Respondent determined a deficiency in petitioner’s 1975 Federal income tax of $778.51. The issue for decision is whether, under article XIII(l)(a) of the United States-Pakistan income tax convention, petitioner is exempted from tax on $5,000 of compensation he earned while performing services within the United States.

All of the facts have been stipulated and are found accordingly-

Petitioner is a citizen of Pakistan. He filed a “Nonresident Alien” Federal income tax return for calendar year 1975 with the Internal Revenue Service Center in Philadelphia, Pa. At the time he filed his petition in this case, petitioner lived in Winslow, Wash.

Petitioner entered the United States on June 9, 1973, for the express purpose of acquiring an education in architecture. He held a student visa bearing the designation F-l. Prior to entering the United States, petitioner had informed the Immigration and Naturalization Service that the maximum anticipated duration of his stay in the United States was 5 years. When he-entered, petitioner expected that he would remain in the United States for 41/2 years.

Petitioner studied architecture at the University of Oregon in Eugene, Ore., until June 15,1975, on which date he received the bachelor of architecture degree. For the first 5 months of 1975, petitioner attended school full time.

On July 7, 1975, petitioner commenced employment with an architectural firm in.Ontario, Calif. His purpose was to obtain practical training in the field of architecture. He remained at this job until September 3, 1976, a period of approximately 14 months. This employment was permissible under the terms of petitioner’s student visa.

In September 1976, petitioner entered the University of Washington at Seattle, Wash., as a graduate student in architecture.

On his Federal income tax return for 1975, petitioner reported gross income from employment at the architectural firm of $5,503.45.. He claimed that this full amount was exempt from taxation under the United States-Pakistan income tax convention. On his return petitioner answered the question “Were you subject to tax in [Pakistan] on any of the income you claim is entitled to the convention benefits?” by checking the box “No.”

Respondent, in his notice of deficiency, determined that no amount of petitioner’s income was exempt from taxation under the income tax convention.

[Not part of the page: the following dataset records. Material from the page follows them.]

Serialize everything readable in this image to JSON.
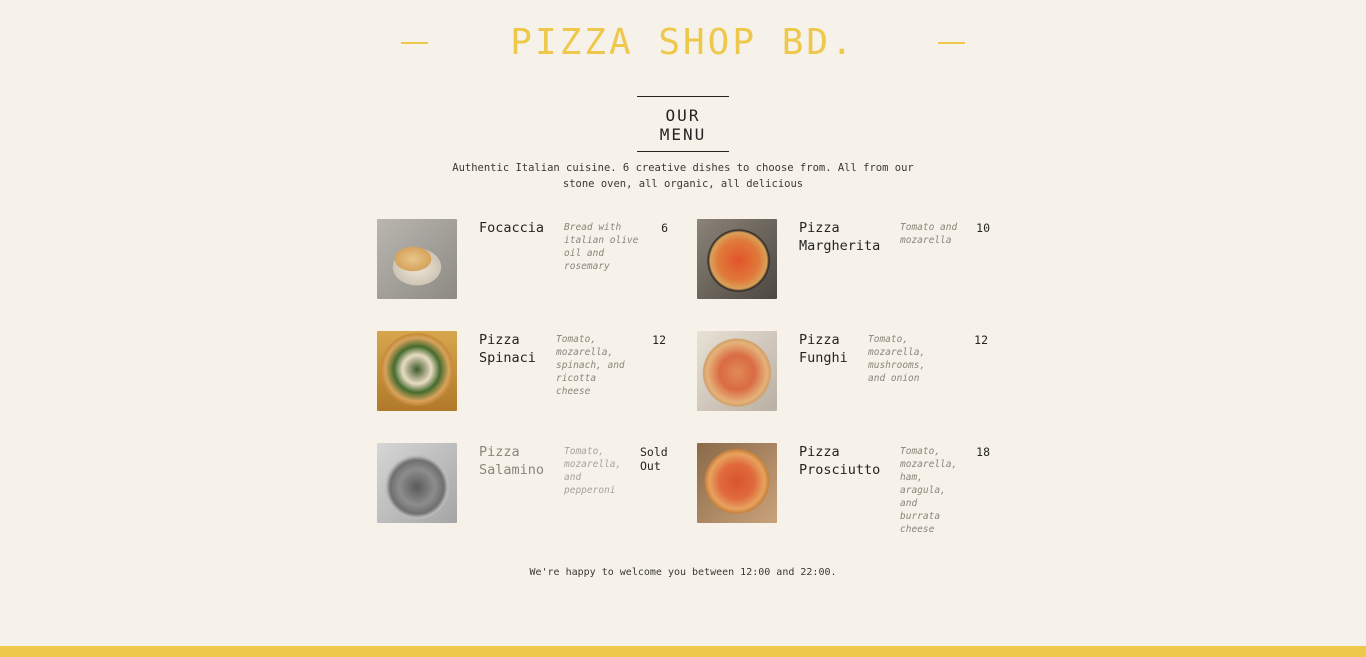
{
  "header": {
    "brand": "PIZZA SHOP BD."
  },
  "menu": {
    "title": "OUR MENU",
    "intro": "Authentic Italian cuisine. 6 creative dishes to choose from. All from our stone oven, all organic, all delicious",
    "items": [
      {
        "name": "Focaccia",
        "description": "Bread with italian olive oil and rosemary",
        "price": "6",
        "photo": "focaccia-photo"
      },
      {
        "name": "Pizza Margherita",
        "description": "Tomato and mozarella",
        "price": "10",
        "photo": "margherita-photo"
      },
      {
        "name": "Pizza Spinaci",
        "description": "Tomato, mozarella, spinach, and ricotta cheese",
        "price": "12",
        "photo": "spinaci-photo"
      },
      {
        "name": "Pizza Funghi",
        "description": "Tomato, mozarella, mushrooms, and onion",
        "price": "12",
        "photo": "funghi-photo"
      },
      {
        "name": "Pizza Salamino",
        "description": "Tomato, mozarella, and pepperoni",
        "price": "Sold Out",
        "photo": "salamino-photo",
        "sold_out": true
      },
      {
        "name": "Pizza Prosciutto",
        "description": "Tomato, mozarella, ham, aragula, and burrata cheese",
        "price": "18",
        "photo": "prosciutto-photo"
      }
    ]
  },
  "footer": {
    "text": "We're happy to welcome you between 12:00 and 22:00."
  },
  "colors": {
    "background": "#f7f2e9",
    "accent": "#edc84b",
    "text": "#252422"
  }
}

Petitioner claims the benefit of article XIII(l)(a) of the United States-Pakistan income tax convention,1 which in certain cases exempts from taxation by one of the two countries income earned therein. In pertinent part, article XIII(l) provides:

Article XIII

(1) A resident of one of the contracting States who is temporarily present in the other contracting State solely
(a) as a student at a recognized university, college or school in such other State, * * *
*******
shall be exempted from tax by such other State (i) on all remittances from abroad for the purposes of his maintenance, education or training, and (ii) with respect to an amount not in excess of 5,000 United States dollars for any taxable year, representing compensation for personal services.

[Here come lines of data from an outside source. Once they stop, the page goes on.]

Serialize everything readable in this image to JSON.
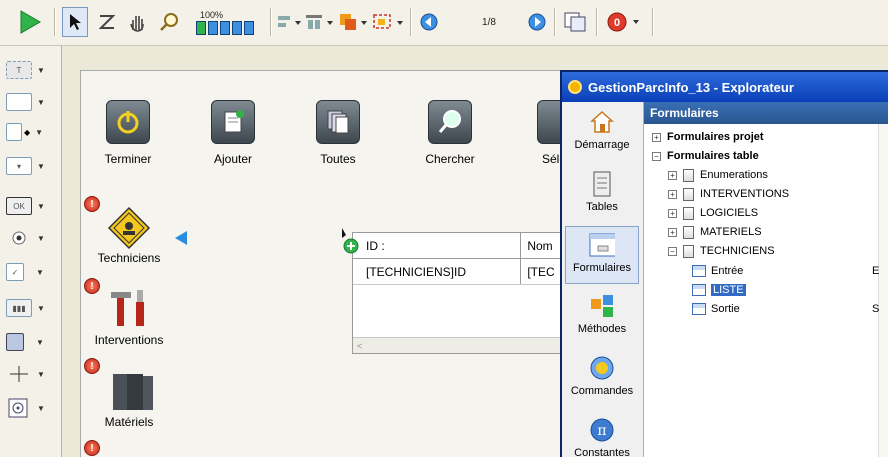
{
  "toolbar": {
    "zoom_label": "100%",
    "page_indicator": "1/8"
  },
  "palette": {
    "items": [
      "T",
      "",
      "",
      "",
      "OK",
      "",
      "",
      "",
      "",
      "",
      ""
    ]
  },
  "form": {
    "buttons": [
      {
        "label": "Terminer"
      },
      {
        "label": "Ajouter"
      },
      {
        "label": "Toutes"
      },
      {
        "label": "Chercher"
      },
      {
        "label": "Sélec"
      }
    ],
    "nav": [
      {
        "label": "Techniciens"
      },
      {
        "label": "Interventions"
      },
      {
        "label": "Matériels"
      }
    ],
    "listbox": {
      "headers": [
        "ID :",
        "Nom"
      ],
      "rows": [
        [
          "[TECHNICIENS]ID",
          "[TEC"
        ]
      ]
    }
  },
  "explorer": {
    "title": "GestionParcInfo_13 - Explorateur",
    "header": "Formulaires",
    "sidebar": [
      "Démarrage",
      "Tables",
      "Formulaires",
      "Méthodes",
      "Commandes",
      "Constantes"
    ],
    "tree": {
      "projet": "Formulaires projet",
      "table": "Formulaires table",
      "tables": [
        "Enumerations",
        "INTERVENTIONS",
        "LOGICIELS",
        "MATERIELS",
        "TECHNICIENS"
      ],
      "forms": [
        {
          "name": "Entrée",
          "flag": "E"
        },
        {
          "name": "LISTE",
          "flag": ""
        },
        {
          "name": "Sortie",
          "flag": "S"
        }
      ]
    }
  },
  "colors": {
    "title_bar": "#0a3fb8",
    "selection": "#316ac5",
    "play_green": "#2fb34a"
  }
}
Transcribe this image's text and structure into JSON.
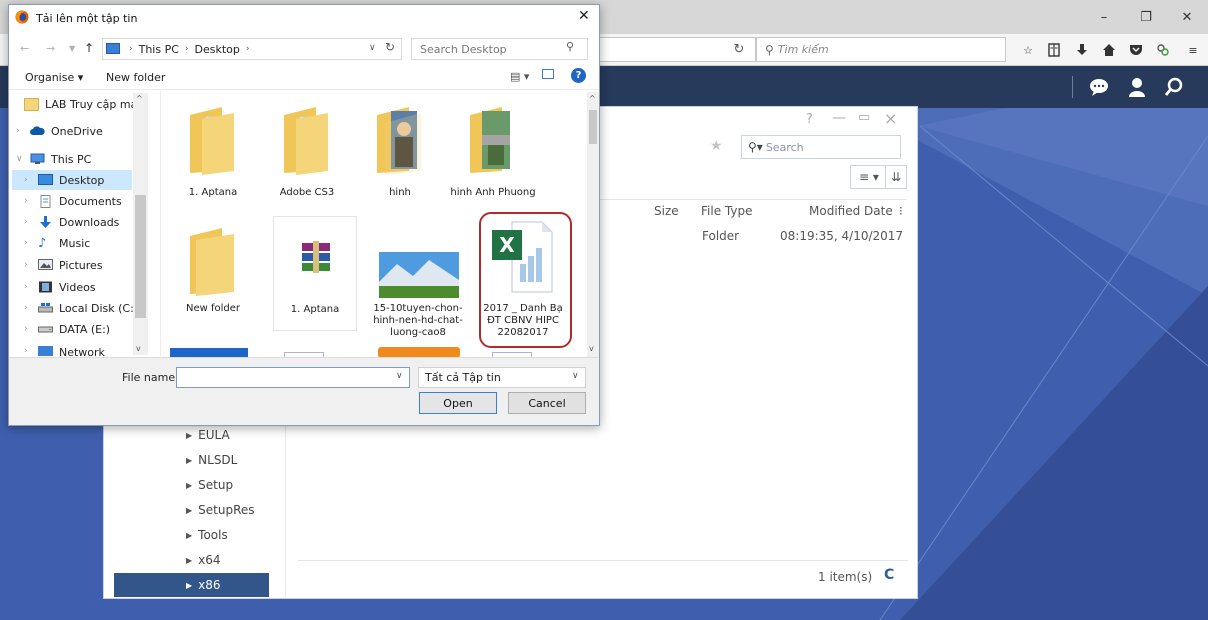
{
  "colors": {
    "desktop": "#3f5fae",
    "app_header": "#273a5c",
    "selection": "#325689",
    "nav_selection": "#cce8ff",
    "highlight_ring": "#b32a2a",
    "folder_yellow": "#f5d57a"
  },
  "firefox": {
    "search_placeholder": "Tìm kiếm",
    "window_controls": {
      "minimize": "–",
      "restore": "❐",
      "close": "✕"
    },
    "toolbar_icons": [
      "star-icon",
      "reading-list-icon",
      "download-icon",
      "home-icon",
      "pocket-icon",
      "extension-icon",
      "menu-icon"
    ]
  },
  "app_header": {
    "icons": [
      "chat-icon",
      "user-icon",
      "search-icon"
    ]
  },
  "file_manager": {
    "search_placeholder": "Search",
    "columns": [
      "Size",
      "File Type",
      "Modified Date"
    ],
    "row": {
      "type": "Folder",
      "modified": "08:19:35, 4/10/2017"
    },
    "tree": [
      {
        "label": "EULA"
      },
      {
        "label": "NLSDL"
      },
      {
        "label": "Setup"
      },
      {
        "label": "SetupRes"
      },
      {
        "label": "Tools"
      },
      {
        "label": "x64"
      },
      {
        "label": "x86"
      }
    ],
    "item_count": "1 item(s)"
  },
  "dialog": {
    "title": "Tải lên một tập tin",
    "address": {
      "this_pc": "This PC",
      "desktop": "Desktop"
    },
    "search_placeholder": "Search Desktop",
    "organise": "Organise ▾",
    "new_folder": "New folder",
    "nav": [
      {
        "label": "LAB Truy cập mạ",
        "icon": "folder-icon"
      },
      {
        "label": "OneDrive",
        "icon": "cloud-icon"
      },
      {
        "label": "This PC",
        "icon": "computer-icon"
      },
      {
        "label": "Desktop",
        "icon": "desktop-icon"
      },
      {
        "label": "Documents",
        "icon": "document-icon"
      },
      {
        "label": "Downloads",
        "icon": "download-icon"
      },
      {
        "label": "Music",
        "icon": "music-icon"
      },
      {
        "label": "Pictures",
        "icon": "picture-icon"
      },
      {
        "label": "Videos",
        "icon": "video-icon"
      },
      {
        "label": "Local Disk (C:)",
        "icon": "disk-icon"
      },
      {
        "label": "DATA (E:)",
        "icon": "drive-icon"
      },
      {
        "label": "Network",
        "icon": "network-icon"
      }
    ],
    "files": [
      {
        "name": "1. Aptana",
        "icon": "folder-icon"
      },
      {
        "name": "Adobe CS3",
        "icon": "folder-icon"
      },
      {
        "name": "hinh",
        "icon": "folder-icon"
      },
      {
        "name": "hinh Anh Phuong",
        "icon": "folder-icon"
      },
      {
        "name": "New folder",
        "icon": "folder-icon"
      },
      {
        "name": "1. Aptana",
        "icon": "archive-icon"
      },
      {
        "name": "15-10tuyen-chon-hinh-nen-hd-chat-luong-cao8",
        "icon": "image-icon"
      },
      {
        "name": "2017 _ Danh Bạ ĐT CBNV HIPC 22082017",
        "icon": "excel-icon"
      }
    ],
    "file_name_label": "File name:",
    "file_name_value": "",
    "filter": "Tất cả Tập tin",
    "open": "Open",
    "cancel": "Cancel"
  }
}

Petitioner contends that in 1975 he was a resident of Pakistan within the meaning of the convention and that he was temporarily in the United States as a student. Therefore, he claims that $5,000 of his earnings in the United States during 1975 is exempt from United States income tax.2

Respondent asserts that petitioner was not a resident of Pakistan in 1975 within the meaning of the convention since he was resident in the United States for the purpose of the United States tax in that year, that he was not temporarily present in the United States, and that petitioner was not present here solely as a student. Because our conclusion regarding the first of these assertions is dispositive of the issue before us in favor of respondent, we do not reach the other two.

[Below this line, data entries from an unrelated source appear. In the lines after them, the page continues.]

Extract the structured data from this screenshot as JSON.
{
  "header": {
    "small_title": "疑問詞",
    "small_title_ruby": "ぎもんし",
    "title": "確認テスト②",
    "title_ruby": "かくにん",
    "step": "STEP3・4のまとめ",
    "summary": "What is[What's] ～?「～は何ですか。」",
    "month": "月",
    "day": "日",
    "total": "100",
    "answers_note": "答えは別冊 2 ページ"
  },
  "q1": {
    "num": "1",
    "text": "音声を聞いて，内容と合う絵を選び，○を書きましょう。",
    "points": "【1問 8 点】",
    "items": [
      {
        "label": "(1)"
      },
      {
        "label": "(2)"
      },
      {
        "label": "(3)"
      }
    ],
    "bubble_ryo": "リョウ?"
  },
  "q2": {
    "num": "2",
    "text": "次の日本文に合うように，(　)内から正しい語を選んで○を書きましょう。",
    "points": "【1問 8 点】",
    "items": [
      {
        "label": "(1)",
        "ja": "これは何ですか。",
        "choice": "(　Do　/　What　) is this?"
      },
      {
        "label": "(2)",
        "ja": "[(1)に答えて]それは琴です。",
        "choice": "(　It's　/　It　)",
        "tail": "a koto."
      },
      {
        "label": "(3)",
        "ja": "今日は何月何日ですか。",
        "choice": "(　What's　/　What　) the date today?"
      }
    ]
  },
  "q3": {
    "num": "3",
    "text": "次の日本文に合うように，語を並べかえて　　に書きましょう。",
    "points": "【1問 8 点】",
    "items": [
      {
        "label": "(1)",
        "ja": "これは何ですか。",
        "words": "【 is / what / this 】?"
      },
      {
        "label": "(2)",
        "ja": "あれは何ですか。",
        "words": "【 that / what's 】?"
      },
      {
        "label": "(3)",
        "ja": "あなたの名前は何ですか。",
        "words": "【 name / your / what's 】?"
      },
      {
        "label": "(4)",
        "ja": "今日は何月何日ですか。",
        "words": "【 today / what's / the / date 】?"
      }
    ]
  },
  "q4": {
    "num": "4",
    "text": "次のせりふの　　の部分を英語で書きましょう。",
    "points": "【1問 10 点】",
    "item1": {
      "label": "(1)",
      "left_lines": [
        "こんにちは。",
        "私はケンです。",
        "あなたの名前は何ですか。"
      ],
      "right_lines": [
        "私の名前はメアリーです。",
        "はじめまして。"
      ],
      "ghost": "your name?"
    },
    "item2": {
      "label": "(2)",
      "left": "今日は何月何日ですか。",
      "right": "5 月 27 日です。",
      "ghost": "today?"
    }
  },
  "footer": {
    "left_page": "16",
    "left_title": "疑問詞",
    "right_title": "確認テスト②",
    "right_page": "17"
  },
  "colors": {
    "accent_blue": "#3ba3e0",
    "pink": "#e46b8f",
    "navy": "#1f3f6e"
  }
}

The convention itself provides a definition of the critical phrase “resident of one of the contracting States.” Article II(l)(j) provides that the term means “a person who is a resident of the United States or a person who is a resident of Pakistan, as the context requires.” In order to fall within the convention exemption for purposes of this case, petitioner must establish that he is a resident of Pakistan. This phrase is also defined in the convention in article II(l)(i):

(i) The term “resident of Pakistan” means any person (other than a citizen of the United States or a United States corporation) who is resident in Pakistan for the purposes of Pakistan tax and not resident in the United States for the purposes of the United States tax. * * * [Emphasis supplied.]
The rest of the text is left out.